The following film review was originally submitted to the Spectator. The Spectator’s editors, who had not seen the film, took issue with the negative portrayal of Palestinian historical revisionism and heavily revised the piece in order to reflect their own political prejudices. Their revisions raise significant ethical questions. In light of the rising anti-Semitism on college campuses and around the world, the Spectator’s actions are disturbing and irresponsible.
Last Tuesday, Hamilton welcomed Gloria Greenfield to present her latest film, Body and Soul: The State of the Jewish Nation. Greenfield has worked in publishing, marketing, and management for over thirty years prior to founding of Doc Emet Productions in 2007. Greenfield, with Doc Emet Productions, dedicates her work to the advancement of a Jewish identity and advocation for the Jewish state. Greenfield has produced and directed three films since 2008. The event, sponsored by the Alexander Hamilton Institute, was well attended by Hamilton students, alumni, and faculty.
Greenfield briefly prefaced her film with several critical issues facing the Jewish people today, including Israel’s right as a nation to exist and defend its territories, conflicts arising over local opposition to Israel, the “intellectual” attacks on the Jewish people and nation, and a growing illiteracy among modern Jews regarding their history, texts, and liturgy. The film itself is mostly historical, educating viewers on the legitimacy and history of the Jewish state. Late in the film, some of the more modern issues facing the state are explored. Greenfield establishes Judaism as more than just a religion. It is an identity, a community, and a tradition that ultimately manifests in the Israeli nationality where all who identify as Jewish will be welcome.
The film itself consists of a brief history of the Jewish people, the development of Zionism, establishment of Israel, and challenges currently facing the Jewish nation. Biblical, historical, and archaeological evidence all strongly suggest the ancient Jewish people settled in the modern day Israel, Jordan, and Syria, with Jerusalem at the center of the civilization. The Babylonians first conquered and exiled the Jews, destroying the holy temple in Jerusalem. The Romans later dominated the area, renaming the province Palaestina for the ancient enemies of the Jews. Around 1000 years later, the Crusaders conquered Jerusalem. Every conquest led to the persecution and execution of Jews. The Promised Land passed from conquerer to conquerer, none able to hold and establish rule before the British captured the land in the early 1900s, eventually helping create a Jewish state.
With the rise of European nationalism and widespread anti-Semitism in the 19th century, many Jewish people rediscovered their identity, prompting a will to reestablish themselves in the Zionist movement. Although many areas were considered, none had the attractiveness and historical pull of the original Promised Land. Thus, over the late 19th century and early 20th century, Jews began immigrating from many nations, where they were treated as second class citizens, en masse to the Promised Land.
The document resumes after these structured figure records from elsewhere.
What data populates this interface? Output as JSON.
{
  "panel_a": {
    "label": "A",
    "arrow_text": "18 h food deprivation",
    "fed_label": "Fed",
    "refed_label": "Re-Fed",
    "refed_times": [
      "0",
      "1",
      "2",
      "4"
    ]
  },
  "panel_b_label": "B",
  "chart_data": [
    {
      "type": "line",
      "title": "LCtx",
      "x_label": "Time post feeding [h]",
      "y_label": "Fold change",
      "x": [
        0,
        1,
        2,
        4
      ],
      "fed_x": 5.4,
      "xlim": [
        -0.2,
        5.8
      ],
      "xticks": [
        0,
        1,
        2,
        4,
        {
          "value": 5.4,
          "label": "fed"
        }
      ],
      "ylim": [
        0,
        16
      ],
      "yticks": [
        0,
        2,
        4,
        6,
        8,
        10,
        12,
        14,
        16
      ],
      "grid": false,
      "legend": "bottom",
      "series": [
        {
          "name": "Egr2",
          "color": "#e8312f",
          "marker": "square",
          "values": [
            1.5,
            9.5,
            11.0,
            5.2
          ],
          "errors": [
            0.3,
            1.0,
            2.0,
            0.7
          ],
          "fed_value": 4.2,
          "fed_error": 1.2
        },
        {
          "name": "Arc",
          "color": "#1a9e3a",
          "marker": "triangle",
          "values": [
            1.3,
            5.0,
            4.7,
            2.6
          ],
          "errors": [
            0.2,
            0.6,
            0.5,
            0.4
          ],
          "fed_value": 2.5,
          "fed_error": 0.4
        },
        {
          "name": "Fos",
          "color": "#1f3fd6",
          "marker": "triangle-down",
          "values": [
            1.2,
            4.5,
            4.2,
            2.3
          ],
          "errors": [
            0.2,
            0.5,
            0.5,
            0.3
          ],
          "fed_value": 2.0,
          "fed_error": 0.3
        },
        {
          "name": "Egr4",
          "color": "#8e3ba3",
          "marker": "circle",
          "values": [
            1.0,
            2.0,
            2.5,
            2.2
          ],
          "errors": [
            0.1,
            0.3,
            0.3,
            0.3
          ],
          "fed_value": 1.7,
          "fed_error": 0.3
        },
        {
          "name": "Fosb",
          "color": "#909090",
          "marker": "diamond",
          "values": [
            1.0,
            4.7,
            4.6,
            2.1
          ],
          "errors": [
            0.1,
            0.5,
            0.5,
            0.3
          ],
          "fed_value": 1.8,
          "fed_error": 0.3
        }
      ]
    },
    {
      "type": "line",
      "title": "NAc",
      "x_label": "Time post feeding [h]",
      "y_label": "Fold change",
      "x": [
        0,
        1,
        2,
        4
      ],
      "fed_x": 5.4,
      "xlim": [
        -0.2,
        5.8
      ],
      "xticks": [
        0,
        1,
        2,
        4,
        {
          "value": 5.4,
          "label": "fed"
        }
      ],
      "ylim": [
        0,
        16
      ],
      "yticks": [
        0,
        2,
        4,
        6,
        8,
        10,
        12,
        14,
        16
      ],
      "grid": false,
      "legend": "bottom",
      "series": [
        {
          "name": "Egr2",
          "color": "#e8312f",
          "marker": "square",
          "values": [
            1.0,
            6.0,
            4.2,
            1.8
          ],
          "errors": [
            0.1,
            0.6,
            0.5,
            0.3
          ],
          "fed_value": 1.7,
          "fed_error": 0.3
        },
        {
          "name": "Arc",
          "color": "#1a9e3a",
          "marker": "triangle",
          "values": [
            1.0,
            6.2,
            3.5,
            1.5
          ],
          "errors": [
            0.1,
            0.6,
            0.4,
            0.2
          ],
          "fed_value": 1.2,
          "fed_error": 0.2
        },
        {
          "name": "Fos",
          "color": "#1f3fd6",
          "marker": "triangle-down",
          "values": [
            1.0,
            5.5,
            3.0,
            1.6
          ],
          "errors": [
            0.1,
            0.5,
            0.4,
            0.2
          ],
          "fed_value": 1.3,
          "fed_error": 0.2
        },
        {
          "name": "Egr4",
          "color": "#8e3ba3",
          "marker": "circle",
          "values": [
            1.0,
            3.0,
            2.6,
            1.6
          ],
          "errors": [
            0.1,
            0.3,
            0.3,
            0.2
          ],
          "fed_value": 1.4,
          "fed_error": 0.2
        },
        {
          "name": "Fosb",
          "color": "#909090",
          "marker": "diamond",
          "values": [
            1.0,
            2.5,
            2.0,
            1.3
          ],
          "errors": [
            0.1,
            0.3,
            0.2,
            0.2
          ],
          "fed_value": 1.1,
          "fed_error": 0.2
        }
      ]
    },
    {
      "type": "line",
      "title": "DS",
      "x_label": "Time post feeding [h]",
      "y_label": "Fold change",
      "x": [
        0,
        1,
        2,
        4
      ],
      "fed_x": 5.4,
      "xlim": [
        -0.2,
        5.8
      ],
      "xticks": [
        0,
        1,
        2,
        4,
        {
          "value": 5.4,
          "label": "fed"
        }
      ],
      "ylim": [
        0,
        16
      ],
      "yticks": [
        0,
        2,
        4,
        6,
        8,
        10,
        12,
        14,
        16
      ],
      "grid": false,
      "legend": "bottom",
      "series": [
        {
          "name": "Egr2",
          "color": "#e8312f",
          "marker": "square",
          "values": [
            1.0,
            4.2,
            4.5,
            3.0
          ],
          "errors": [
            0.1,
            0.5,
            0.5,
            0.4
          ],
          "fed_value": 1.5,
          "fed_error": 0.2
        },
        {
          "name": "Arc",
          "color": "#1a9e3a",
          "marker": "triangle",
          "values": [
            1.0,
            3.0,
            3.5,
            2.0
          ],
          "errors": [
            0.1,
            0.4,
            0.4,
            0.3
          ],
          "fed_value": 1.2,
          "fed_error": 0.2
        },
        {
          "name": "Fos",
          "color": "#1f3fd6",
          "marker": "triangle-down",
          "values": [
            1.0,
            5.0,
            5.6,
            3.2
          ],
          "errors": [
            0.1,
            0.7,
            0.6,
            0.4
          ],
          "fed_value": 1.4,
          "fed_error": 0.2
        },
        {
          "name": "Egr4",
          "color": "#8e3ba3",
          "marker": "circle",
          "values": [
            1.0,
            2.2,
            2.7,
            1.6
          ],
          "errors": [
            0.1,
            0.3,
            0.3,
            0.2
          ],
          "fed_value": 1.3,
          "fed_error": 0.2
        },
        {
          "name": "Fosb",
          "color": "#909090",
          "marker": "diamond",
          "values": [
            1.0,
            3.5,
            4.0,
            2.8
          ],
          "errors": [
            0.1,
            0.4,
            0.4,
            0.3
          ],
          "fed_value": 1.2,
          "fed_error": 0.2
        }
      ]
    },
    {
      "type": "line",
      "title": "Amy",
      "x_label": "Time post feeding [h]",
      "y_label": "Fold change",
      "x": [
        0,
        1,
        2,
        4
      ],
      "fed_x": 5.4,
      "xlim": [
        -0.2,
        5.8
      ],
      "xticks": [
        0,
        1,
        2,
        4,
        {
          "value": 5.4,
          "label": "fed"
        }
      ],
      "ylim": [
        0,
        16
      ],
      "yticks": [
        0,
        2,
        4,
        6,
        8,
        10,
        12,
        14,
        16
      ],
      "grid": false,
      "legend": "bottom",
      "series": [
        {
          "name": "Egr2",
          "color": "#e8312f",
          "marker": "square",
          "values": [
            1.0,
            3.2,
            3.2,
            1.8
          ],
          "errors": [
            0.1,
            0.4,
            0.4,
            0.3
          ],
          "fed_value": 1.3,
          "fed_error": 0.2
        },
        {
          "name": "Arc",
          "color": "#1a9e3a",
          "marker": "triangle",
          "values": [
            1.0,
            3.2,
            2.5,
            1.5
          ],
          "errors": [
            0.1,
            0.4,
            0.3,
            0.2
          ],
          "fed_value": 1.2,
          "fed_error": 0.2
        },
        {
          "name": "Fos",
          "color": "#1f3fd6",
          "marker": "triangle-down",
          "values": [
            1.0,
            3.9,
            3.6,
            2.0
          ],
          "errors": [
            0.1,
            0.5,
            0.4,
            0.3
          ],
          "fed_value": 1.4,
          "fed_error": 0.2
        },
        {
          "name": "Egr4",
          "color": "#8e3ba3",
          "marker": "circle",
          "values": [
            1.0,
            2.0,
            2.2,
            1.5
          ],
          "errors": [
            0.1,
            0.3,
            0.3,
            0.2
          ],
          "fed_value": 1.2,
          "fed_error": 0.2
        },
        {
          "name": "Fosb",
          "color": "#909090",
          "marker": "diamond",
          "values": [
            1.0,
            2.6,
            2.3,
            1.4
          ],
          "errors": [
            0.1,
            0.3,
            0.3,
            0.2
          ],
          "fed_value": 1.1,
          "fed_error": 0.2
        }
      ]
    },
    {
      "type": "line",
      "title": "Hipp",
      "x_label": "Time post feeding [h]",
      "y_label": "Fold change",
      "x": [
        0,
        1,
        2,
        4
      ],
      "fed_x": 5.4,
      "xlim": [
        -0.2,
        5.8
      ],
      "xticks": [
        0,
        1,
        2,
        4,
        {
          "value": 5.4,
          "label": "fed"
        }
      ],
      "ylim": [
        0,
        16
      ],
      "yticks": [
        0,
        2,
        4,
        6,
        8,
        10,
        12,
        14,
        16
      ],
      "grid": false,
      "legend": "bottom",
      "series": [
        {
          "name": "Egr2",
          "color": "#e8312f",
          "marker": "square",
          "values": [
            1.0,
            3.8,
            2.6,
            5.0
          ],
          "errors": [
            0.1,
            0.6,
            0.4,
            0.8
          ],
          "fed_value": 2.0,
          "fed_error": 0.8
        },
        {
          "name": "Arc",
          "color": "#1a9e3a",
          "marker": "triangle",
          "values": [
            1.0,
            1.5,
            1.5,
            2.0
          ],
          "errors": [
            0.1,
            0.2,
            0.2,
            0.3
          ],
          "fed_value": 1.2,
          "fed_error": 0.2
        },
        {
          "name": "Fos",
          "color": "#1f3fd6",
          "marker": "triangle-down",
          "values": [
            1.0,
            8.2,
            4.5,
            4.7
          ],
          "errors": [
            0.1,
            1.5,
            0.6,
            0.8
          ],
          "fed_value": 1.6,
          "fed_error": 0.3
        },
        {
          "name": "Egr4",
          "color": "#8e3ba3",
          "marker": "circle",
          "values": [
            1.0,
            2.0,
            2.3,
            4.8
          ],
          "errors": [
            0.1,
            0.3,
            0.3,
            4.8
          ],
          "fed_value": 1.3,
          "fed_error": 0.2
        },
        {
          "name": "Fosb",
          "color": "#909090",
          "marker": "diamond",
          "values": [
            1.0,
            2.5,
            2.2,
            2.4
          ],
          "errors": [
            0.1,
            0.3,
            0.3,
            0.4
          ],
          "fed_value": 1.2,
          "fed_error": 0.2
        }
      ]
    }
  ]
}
The two World Wars and their aftermath devastated the Jewish people. Although a push for the creation of a Jewish state in the Middle East gained support, anti-Semitism ran rampant among politics of the mid-20th century. Ultimately, the United Nations managed to establish the Mandate for Palestine: a British controlled home for the Jewish people, with the Jordan River area split into Jewish Palestine and Trans-Jordan (Arab Palestine). Because the UN did not declare official borders, they tolerated attacks on Jewish Palestine, utterly failing to assist Israel when the Arabs invaded, exiling or killing Jews in the conquered lands. These unwarranted attacks persisted, forcing Israel into defensive wars against the surrounding Arab nations, continually surrendering land.
Even today, many Arab nations (particularly Palestinians) rewrite history in attempt to justify anti-Semitism. They preach Israel has no historical right or claim to their land, denying the state’s right to exist. The frequent persecution and exiling of Jews throughout history is not used as simply a historical fact, but manipulated into evidence for the inferiority of the Jewish people. This even extends to Christians, with claims that Jesus was not Jewish, but Muslim!
These Arab nations refuse to recognize the legitimacy of the Jewish state. This unreasonable, unjustified aggression continues today, manifesting itself in countless conflicts.
Almost all modern nations take statehood for granted. Israel must continually defend its right to exist. So far, they have been militarily successful, but have a difficult political and ideological war to wage. Israel and the Jewish people cannot suffer these continued attacks on their nationhood. They (and Israel’s allies) must demand the right to be recognized and respected as a nation.
Special thanks again to Gloria Greenfield and the Alexander Hamilton Institute for making the event possible and accessible to the Hamilton Community.